El pedido al Gobierno provincial consideró la situación de emergencia en salud mental de niñas, niños y adolescentes en la provincia; los reiterados episodios de amenazas, intimidaciones y hechos de violencia con armas en distintas escuelas provinciales y nacionales; y las insuficiencias estructurales del presupuesto destinado a programas de atención psicológica y psiquiátrica infantojuvenil.
martes 21 de abril de 2026 | 11:16hs.

Este martes ingresó un proyecto de resolución en la Cámara de Diputados de la provincia solicitando que el Poder Ejecutivo “con carácter de urgencia e inmediatez, disponga la ampliación del crédito presupuestario destinado a programas de salud mental de niñas, niños y adolescentes en el marco del ejercicio fiscal 2026, en una magnitud que resulte acorde con la gravedad de la situación descripta y con los estándares constitucionales y convencionales aplicables en la materia”.

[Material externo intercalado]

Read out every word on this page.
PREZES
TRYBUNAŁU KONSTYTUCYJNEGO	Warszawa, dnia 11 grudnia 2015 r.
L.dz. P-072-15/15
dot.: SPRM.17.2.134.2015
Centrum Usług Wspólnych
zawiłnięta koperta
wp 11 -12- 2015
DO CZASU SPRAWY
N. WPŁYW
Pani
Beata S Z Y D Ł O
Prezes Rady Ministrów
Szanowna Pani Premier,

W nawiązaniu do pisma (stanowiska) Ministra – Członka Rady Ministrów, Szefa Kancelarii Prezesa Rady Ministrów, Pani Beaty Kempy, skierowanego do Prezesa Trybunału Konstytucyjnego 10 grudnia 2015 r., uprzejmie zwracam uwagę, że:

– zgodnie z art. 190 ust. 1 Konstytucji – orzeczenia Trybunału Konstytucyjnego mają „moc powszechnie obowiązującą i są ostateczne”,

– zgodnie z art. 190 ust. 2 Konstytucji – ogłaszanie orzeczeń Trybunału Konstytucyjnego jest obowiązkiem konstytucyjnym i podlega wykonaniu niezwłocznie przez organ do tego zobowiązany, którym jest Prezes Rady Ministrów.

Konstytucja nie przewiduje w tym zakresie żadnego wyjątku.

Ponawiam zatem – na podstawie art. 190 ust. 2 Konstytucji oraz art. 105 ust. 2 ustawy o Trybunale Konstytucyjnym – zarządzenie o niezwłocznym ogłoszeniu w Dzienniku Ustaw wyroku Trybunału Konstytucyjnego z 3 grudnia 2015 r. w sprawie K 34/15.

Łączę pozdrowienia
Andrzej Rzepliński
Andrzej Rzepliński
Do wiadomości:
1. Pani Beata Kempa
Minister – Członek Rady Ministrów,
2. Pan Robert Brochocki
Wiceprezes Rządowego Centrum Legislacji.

También se instó a que “en forma coordinada entre el Ministerio de Salud y el Ministerio de Educación de la Provincia, proceda a la ejecución urgente de programas integrales de prevención, detección temprana y atención psicológica y psiquiátrica en el ámbito escolar y comunitario, que incluyan, como mínimo, las siguientes acciones: a) incorporación y/o fortalecimiento de equipos interdisciplinarios de salud mental en todos los niveles del sistema educativo provincial; b) implementación de protocolos de intervención ante crisis emocionales, conductas violentas y riesgo suicida en instituciones escolares; c) desarrollo de programas de formación y acompañamiento dirigidos a docentes, directivos y familias en materia de salud mental infanto-juvenil; d) garantía de acceso equitativo a medicación psiquiátrica esencial para niñas, niños y adolescentes en todos los departamentos provinciales”.

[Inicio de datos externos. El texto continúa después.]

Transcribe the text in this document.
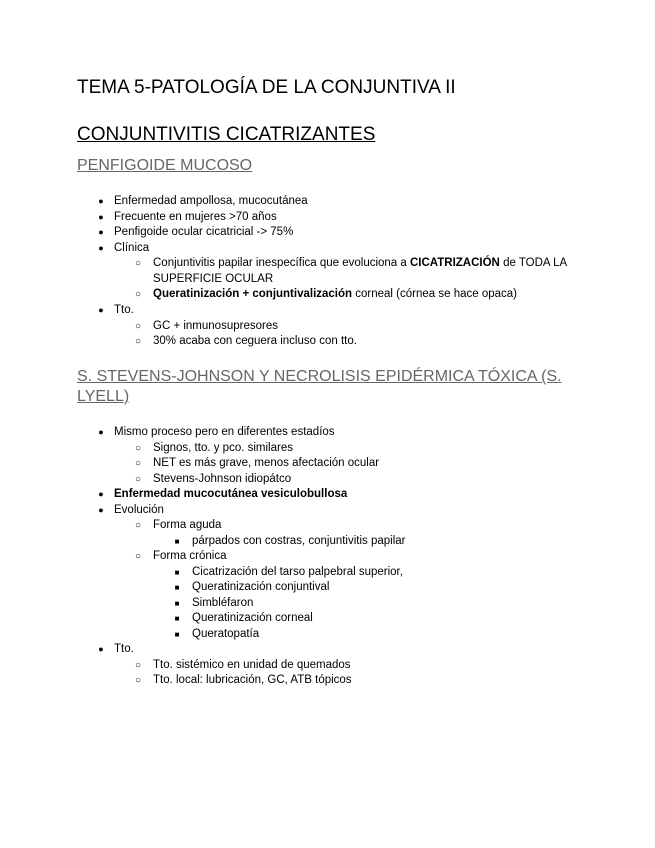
TEMA 5-PATOLOGÍA DE LA CONJUNTIVA II
CONJUNTIVITIS CICATRIZANTES
PENFIGOIDE MUCOSO
● Enfermedad ampollosa, mucocutánea
● Frecuente en mujeres >70 años
● Penfigoide ocular cicatricial -> 75%
● Clínica
○ Conjuntivitis papilar inespecífica que evoluciona a CICATRIZACIÓN de TODA LA SUPERFICIE OCULAR
○ Queratinización + conjuntivalización corneal (córnea se hace opaca)
● Tto.
○ GC + inmunosupresores
○ 30% acaba con ceguera incluso con tto.
S. STEVENS-JOHNSON Y NECROLISIS EPIDÉRMICA TÓXICA (S. LYELL)
● Mismo proceso pero en diferentes estadíos
○ Signos, tto. y pco. similares
○ NET es más grave, menos afectación ocular
○ Stevens-Johnson idiopátco
● Enfermedad mucocutánea vesiculobullosa
● Evolución
○ Forma aguda
■ párpados con costras, conjuntivitis papilar
○ Forma crónica
■ Cicatrización del tarso palpebral superior,
■ Queratinización conjuntival
■ Simbléfaron
■ Queratinización corneal
■ Queratopatía
● Tto.
○ Tto. sistémico en unidad de quemados
○ Tto. local: lubricación, GC, ATB tópicos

El proyecto, de la diputada peronista, Lorena Arrozogaray, solicitó que el Gobierno “en el plazo perentorio de 30 días corridos contados a partir de la recepción de la presente resolución, remita a esta Honorable Cámara un informe detallado que contenga: a) las medidas concretas adoptadas en cumplimiento de lo dispuesto en los artículos precedentes; b) el monto del incremento presupuestario dispuesto o a disponerse para salud mental de niñas, niños y adolescentes; c) el cronograma de implementación de los programas integrales referidos en el artículo 2°; d) los indicadores de gestión previstos para el monitoreo y evaluación de las acciones adoptadas”.

La legisladora instó a la Cámara a acompañar el pedido de resolución ante “la gravedad y urgencia de la situación descripta, la insuficiencia acreditada del presupuesto vigente, y la necesidad de una respuesta estatal inmediata, integral y territorializada determinan la pertinencia de la presente resolución, sin perjuicio de las iniciativas legislativas complementarias que puedan promoverse en orden a la modificación del marco normativo aplicable”.

Marcada insuficiencia

Arrozogaray puntualizó que “el análisis del Presupuesto con Perspectiva de Niñez, Adolescencia y Familia (PPNAyF) y del Presupuesto General de la Provincia para el ejercicio 2026 revela una situación de marcada insuficiencia: la partida específica destinada a Salud Mental de Niñas, Niños y Adolescentes asciende a la suma de 627.968.000 pesos, lo que representa apenas el 0,0395% de la inversión total en niñez y el 0,0071% del Presupuesto General de la Provincia…”.

Así, advirtió que “en términos concretos, de cada un millón de pesos que la Provincia de Entre Ríos invierte en sus niñas y niños, destina solo 395 pesos a su salud mental, equivalente a siete centavos por cada mil pesos que administra el tesoro provincial”.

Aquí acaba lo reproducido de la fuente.